New requirement for Customer Review eligibility on Amazon


As you may have noticed, I love writing reviews of all (or almost all) books I read. The book reviews published on this blog are also submitted on Goodreads, Anobii (another social network for readers) and several Amazon stores, namely the US, UK, CA, AU, NL and of course IT stores.

At the end of the past week I published my review of “Stardance” by Spider & Jeanne Robinson on this blog and on my Italian blog (an Italian version of it). Then, as usual, I started submitting the same reviews on my Amazon account on the above-mentioned stores. Everything went well on Amazon IT, where I do most of my purchases (being Italian), and on Amazon US, where my Kindle e-readers are registered, but when I tried to submit the same review on Amazon UK, I received this notice:

Sorry, we’ve experienced a problem. Please submit your review again

Puzzled, I tried again, but I got the same message. So I tried to submit my review on the DE store, and again the same notice. At this point I tried to review a verified purchase (sometimes I purchase items on Amazon UK and DE), but I got this error again.

I was worried there was something wrong with my account, though I started to suppose that the problem (which wasn’t there on 4 April, the date of my last review on the UK store) was related to the age of my purchases.
I turned to the customer support and my supposition revealed to be right.

This is what I got as reply.


We had changes to our purchase requirement recently.

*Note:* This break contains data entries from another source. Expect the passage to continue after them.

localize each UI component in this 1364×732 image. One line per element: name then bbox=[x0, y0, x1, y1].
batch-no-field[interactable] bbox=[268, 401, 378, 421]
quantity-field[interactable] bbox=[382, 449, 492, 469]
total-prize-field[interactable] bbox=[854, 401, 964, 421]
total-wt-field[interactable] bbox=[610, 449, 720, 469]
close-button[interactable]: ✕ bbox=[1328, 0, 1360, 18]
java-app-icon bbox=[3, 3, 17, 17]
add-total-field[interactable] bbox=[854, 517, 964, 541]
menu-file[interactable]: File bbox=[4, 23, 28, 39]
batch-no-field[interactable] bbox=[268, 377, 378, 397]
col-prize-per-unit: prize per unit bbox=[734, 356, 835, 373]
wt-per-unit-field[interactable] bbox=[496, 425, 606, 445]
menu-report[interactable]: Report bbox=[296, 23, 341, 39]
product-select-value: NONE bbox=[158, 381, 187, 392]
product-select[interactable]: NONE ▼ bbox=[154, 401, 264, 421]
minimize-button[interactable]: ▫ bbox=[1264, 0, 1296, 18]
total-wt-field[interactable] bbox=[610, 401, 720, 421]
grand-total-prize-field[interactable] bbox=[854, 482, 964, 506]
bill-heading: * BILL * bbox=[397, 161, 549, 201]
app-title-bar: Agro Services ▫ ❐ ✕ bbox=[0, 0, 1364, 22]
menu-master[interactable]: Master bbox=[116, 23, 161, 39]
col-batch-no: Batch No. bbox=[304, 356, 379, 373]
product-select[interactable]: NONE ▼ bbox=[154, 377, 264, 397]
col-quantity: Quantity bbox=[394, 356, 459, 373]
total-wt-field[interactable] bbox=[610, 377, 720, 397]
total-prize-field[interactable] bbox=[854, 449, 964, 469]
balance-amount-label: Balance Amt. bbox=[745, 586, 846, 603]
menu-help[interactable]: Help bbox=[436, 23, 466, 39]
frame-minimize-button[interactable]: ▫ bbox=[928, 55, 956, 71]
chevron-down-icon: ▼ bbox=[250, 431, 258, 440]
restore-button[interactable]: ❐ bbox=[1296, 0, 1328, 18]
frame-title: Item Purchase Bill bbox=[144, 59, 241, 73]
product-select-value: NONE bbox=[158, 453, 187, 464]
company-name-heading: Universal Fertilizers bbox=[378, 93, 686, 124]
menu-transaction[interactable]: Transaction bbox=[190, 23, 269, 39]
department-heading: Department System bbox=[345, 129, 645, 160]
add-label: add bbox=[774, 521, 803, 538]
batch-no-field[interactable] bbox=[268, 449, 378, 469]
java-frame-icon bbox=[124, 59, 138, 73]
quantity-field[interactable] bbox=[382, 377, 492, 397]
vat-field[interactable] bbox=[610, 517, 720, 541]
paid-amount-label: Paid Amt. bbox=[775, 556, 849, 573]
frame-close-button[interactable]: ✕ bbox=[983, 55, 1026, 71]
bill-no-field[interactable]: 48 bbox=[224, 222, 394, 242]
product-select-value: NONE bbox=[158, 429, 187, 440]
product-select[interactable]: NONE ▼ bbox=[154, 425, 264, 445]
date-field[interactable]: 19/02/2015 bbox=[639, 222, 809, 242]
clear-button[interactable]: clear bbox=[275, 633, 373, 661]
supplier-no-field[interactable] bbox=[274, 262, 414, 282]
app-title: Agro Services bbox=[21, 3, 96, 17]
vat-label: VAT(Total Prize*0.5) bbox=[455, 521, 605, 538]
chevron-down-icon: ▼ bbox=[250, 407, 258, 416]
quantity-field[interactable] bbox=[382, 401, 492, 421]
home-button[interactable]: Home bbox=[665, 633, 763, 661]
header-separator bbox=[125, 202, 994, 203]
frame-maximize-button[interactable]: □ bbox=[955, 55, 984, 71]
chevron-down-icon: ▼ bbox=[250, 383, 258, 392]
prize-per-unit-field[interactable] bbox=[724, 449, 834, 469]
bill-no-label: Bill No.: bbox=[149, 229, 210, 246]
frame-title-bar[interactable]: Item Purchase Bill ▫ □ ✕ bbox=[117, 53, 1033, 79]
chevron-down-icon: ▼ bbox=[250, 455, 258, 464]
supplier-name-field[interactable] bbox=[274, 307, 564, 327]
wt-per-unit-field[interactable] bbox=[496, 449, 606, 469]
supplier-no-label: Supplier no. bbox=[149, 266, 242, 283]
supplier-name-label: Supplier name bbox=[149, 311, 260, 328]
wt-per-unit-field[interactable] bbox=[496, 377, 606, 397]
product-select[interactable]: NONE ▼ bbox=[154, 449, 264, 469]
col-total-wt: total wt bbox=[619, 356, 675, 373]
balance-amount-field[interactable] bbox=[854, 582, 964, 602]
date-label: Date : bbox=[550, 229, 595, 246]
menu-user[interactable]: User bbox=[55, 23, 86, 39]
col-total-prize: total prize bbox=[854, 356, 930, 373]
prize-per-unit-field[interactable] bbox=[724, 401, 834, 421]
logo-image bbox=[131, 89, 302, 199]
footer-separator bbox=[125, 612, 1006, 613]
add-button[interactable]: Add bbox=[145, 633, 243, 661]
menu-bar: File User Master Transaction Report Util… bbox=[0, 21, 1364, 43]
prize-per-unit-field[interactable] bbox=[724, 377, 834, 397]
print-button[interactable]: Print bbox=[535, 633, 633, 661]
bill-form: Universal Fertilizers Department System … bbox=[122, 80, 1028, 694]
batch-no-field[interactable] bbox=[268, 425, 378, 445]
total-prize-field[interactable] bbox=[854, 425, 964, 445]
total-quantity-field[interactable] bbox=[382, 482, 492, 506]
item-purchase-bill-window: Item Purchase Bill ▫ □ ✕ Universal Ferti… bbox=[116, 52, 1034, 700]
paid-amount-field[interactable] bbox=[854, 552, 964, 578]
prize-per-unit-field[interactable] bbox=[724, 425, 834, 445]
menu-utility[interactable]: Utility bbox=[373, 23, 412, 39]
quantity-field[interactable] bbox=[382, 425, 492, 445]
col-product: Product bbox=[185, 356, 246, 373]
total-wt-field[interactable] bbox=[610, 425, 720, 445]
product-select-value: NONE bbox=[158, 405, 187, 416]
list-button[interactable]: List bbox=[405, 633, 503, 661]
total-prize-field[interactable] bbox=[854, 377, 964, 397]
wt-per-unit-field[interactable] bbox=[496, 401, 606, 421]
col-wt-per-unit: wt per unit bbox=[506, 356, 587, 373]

To write a Customer Review, you must have used your account to make at least £40 in purchases on Amazon.co.uk in the past 12 months. Once your order has dispatched, you’ll be able to write your first customer review (Promotional discounts don’t count toward the £40 minimum).

You can read the new eligibility requirement here.

Since I’m unable to submit a review on the other stores, I supposed that the requirements have changed (almost) everywhere only with a different amount and again I was right. It’s $50 on the US store (see here) and €50 on the DE and IT store.

What are your thoughts?

I think that forcing customers to spend £40 (or €/$50) every single year in order to be eligible to write a review, even on old verified purchases, is just a cheap and useless attempt from Amazon to avoid seriously addressing the issue of fake and paid reviews.

You know, I’m an Amazon customer since 1998 (20 years!), I spent so much money on four different stores (US, DE, UK and IT), I wrote hundreds of legitimate reviews, and now I have to pay a kind of “annual fee”, on each store (that’s the worst part!), to be allowed to submit more reviews.
I really have no more words to describe this. It’s just crazy.

8 comments:

  1. On the US website it also states that you have to have Amazon Prime

    ReplyDelete
    Replies
    1. No, this is not true. You need to have Amazon Prime to contribute to Spark, not to leave reviews.
      Here is the exact wording:
      "In addition, to contribute to Spark you must also have a paid Prime subscription (free Prime trials do not qualify)."

      Delete
  2. Absolutely disgraceful. Amazon say that they want to hear our voice but we need to be spending money with them first! As a new author I struggle to get reviews for my book. So far I have had a least four people, all willing to leave good reviews but are unable because they seldom buy on Amazon.

    ReplyDelete
    Replies
    1. I feel you, Stephen. This is a problem for me also as a reviewer.
      More than a year passed after this post and now I can only write reviews on Amazon IT. :(

      Delete
  3. Poorly thought out. Amazon needs to rethink this. I don't have a credit card or debit card. I use my bank account or Amazon gift cards to buy stuff.

    The only thing that they should have changed was review bombing with unverified purchases. Leaving negative 1 star reviews without any proof of purchase. If the person didn't buy the product on Amazon then they need to type in the model number ( if used) or the bar code on the packaging.

    ReplyDelete
  4. Amazon has apparently just started to enforce this ridiculous policy on Vine reviewers as well.

    The Vine program provides free stuff in exchange for honest reviews. As of last week, I cannot submit reviews of the products I've gotten for free because I don't meet the purchase requirement.

    So Amazon sends me free products to review but won't let me review them unless I buy stuff that I neither want nor need. It's unbelievable!